Rabu, 28 Desember 2016

Pribadi Rasulullah SAW

Kemuliaan dan Kesempurnaan Akhlak Rasulullah
Perlu ditekankan bahwa hanya Rasulullah Muhammad SAW lah yang semestinya kita teladani, karna semua suri tauladan terdapat dalam dirinya. Wujud kecintaan kita kepada Rasulullah salah satunya adalah dengan seringnya bershalawat kepadanya juga senantiasa mengamalkan sunnah-sunnahnya. Dan Nabi Muhammad SAW adalah pemberi syafaat yang di hari kiamat kelak. apabila kita bershalawat saja enggan apalagi mengamalkan sunnahnya, apa mungkin Rasulullah akan memberi syafaatnya pada kita? Rasulullah SAW bersabda: “seluruh umatku akan masuk jannah, kecuali yang enggan.” Ada yang bertanya, “wahai Rasulullah siapakah yang enggan?” beliau menjawab: “barangsiapa yang menaatiku maka dia pasti masuk jannah, barangsiapa yang mendurhakaiku maka sungguh ia telah enggan (masuk jannah). Bayangkan jika di akhirat kelak kita memanggil-manggil Rasul, tapi Rasulullah tak menghiraukan kita. Sama halnya ketika beliau memanggil kita disaat akhir hayatnya, tapi kini kita seperti tak ada waktu untuk mengingatnya. Maka dari itu marilah mulai sekrang kita teladani setiap perilaku yang ada dalam dirinya dan mengamalkan seluruh sunnahnya.
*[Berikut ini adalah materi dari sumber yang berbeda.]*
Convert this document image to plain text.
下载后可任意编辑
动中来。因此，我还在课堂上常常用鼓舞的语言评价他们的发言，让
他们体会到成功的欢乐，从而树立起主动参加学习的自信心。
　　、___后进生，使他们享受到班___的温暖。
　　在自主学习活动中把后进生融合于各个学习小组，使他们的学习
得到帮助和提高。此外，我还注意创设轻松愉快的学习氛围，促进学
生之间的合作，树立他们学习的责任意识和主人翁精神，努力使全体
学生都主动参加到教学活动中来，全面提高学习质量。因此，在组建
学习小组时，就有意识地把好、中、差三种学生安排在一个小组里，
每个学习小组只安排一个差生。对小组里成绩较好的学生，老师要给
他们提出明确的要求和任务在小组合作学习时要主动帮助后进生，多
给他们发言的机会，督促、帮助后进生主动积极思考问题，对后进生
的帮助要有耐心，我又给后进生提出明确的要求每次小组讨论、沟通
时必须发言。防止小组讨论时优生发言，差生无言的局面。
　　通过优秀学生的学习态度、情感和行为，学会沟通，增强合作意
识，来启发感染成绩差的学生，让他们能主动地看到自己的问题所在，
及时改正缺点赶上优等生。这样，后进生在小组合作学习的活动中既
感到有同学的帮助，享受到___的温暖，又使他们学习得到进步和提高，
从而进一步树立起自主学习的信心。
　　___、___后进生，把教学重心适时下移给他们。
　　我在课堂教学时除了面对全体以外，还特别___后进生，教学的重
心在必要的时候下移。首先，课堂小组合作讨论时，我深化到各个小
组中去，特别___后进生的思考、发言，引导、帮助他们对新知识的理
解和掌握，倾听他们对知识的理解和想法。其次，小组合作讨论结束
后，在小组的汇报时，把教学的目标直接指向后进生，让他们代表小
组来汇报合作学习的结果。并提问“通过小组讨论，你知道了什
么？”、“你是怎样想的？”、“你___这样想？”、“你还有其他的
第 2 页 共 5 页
Dan sekali lagi suri tauladan yang baik ada pada Rasulullah Muhammad SAW. Heraklius pernah mengajukan pertanyaan kepada Abu Sufyan”apakah kalian menuduhnya dusta sebelum mengatakan apa yang dia katakana?” Abu Sufyan menjawab, “tidak” Nabi Muhammad SAW adalah sosok manusia yang tawadhu dan paling jauh dari sifat sombong. Beliau tidak menginginkan orang-orang berdiri saat menyambut kedatangannya seperti yang dilakukan terhadap para raja. Beliau rajin menjenguk orang sakit, duduk bersama orang miskin,, memenuhi undangan hamba sahaya, dan duduk di tengah para sahabat. Aisyah berkata “beliau bisa menambal terompahnya, menjahit bajunya, melakukan pekerjaan dengan tangnnya sendiri seperti yang dilakukan salah seorang diantara kalian di dalam rumahnya. Beliau mencuci pakaiannya, memerah dombanya dan membereskan urusannya sendiri. Beliau adalah orang yang paling konsisiten dalam memenuhi janji, menyambung tali persaudaraan, paling menyayangi dan bersikap lemah lembut terhadap orang lain, paling bagus pergaulannya, paling lurus akhlaknya, tidak pernah membuat kekejian dan bukan orang yang suka membuat kegaduhan di pasar. Beliau tidak membalas keburukan dengan keburukan, tetapi memaafkan dengan lapang dada.
Itulah sikap Rasulullah Muhammad SAW, tidak ada kejelekan sedikit pun dalam dirinya. Dengan begitu, masih adakah alasan untuk tidak mencintai Rasulullah Muhammad SAW?